Russia’s aggression against Ukraine makes Arctic high priority for West: NATO chief

NATO Secretary-General Jens Stoltenberg and Canadian Prime Minister Justin Trudeau agreed Friday that Russian aggression in Ukraine makes Canada and the alliance’s defense of the Arctic a high priority.

 

Stoltenberg said the key to safeguarding North America and NATO lies in the Arctic.

 

“The shortest path to North America for Russian missiles and bombers would be over the North Pole,” he said at a news conference at Canadian Forces Base Cold Lake, Alberta during a two-day tour of Canada’s Far North defenses. “This makes NORAD’s (North American Aerospace Defense Command) role vital for North America, and therefore also for NATO.”

 

“As I saw for myself at the North Warning System radar site in Cambridge Bay yesterday.

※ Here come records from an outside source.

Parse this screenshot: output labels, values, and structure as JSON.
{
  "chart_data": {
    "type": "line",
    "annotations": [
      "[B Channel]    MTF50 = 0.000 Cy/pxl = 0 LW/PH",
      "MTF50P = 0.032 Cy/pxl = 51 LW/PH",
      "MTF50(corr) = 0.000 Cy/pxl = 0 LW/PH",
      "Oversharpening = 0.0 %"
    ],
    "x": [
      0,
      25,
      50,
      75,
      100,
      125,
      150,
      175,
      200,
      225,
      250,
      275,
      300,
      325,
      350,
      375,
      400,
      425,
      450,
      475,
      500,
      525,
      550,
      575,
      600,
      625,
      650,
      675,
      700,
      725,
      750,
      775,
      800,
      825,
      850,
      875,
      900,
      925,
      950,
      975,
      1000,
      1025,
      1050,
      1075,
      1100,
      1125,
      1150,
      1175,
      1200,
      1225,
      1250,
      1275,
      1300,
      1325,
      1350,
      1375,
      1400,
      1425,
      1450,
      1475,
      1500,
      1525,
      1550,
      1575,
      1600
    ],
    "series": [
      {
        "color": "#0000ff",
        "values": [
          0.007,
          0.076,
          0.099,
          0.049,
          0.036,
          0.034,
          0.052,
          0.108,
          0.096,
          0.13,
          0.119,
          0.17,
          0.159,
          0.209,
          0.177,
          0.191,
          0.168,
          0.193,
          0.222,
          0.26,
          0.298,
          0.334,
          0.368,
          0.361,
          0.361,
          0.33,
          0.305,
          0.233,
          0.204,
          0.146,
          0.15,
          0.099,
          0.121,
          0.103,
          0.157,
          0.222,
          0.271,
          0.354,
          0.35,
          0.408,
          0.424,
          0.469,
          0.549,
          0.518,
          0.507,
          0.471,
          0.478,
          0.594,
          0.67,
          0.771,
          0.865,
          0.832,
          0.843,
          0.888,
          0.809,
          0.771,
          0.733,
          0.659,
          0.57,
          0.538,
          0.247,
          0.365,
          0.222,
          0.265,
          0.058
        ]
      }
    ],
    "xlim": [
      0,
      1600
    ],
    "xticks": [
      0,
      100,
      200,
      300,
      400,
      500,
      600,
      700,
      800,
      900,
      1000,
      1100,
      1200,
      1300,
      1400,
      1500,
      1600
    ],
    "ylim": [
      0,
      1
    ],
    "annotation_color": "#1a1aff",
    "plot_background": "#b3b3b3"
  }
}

NATO’s new Strategic Concept identifies Russia’s capabilities in the High North as a strategic challenge for the whole Alliance.”

 

Cambridge Bay is home to the Canadian High Arctic Research Station.

 

Stoltenberg said: “Canadian knowledge of the Arctic is unrivaled, it is unique” which makes it so strategically important to counter Russia’s increasing new incursion into the Arctic — it has reopened hundreds of old military sites there that had been established and then mothballed by the former Soviet Union – as well as China which has termed itself a “near-Arctic” nation.

 

Trudeau agreed that Russia’s war in Ukraine has “changed the way we need to look at the Arctic” and the addition of two more Arctic nations, Sweden and Finland into NATO, now under consideration, will also bolster Western allies’ strength to counter Russia.

 

But Canada spends about 1.4% of its Gross National Product on the military, according to 2021 figures, and has been criticized that it spends less than the 2% of its national economy called for by NATO members. When asked if that will increase, Trudeau ducked the question.

 

He said investments in NATO and NORAD are going up because “keeping people safe is our top priority.”

 

But he did not specify dollar figures although Trudeau has promised to spend billions to upgrade an Arctic early warning system and CAN$4.9 billion ($3.76 billion) to bolster NORAD, the North American defense system that Canada and the United States share.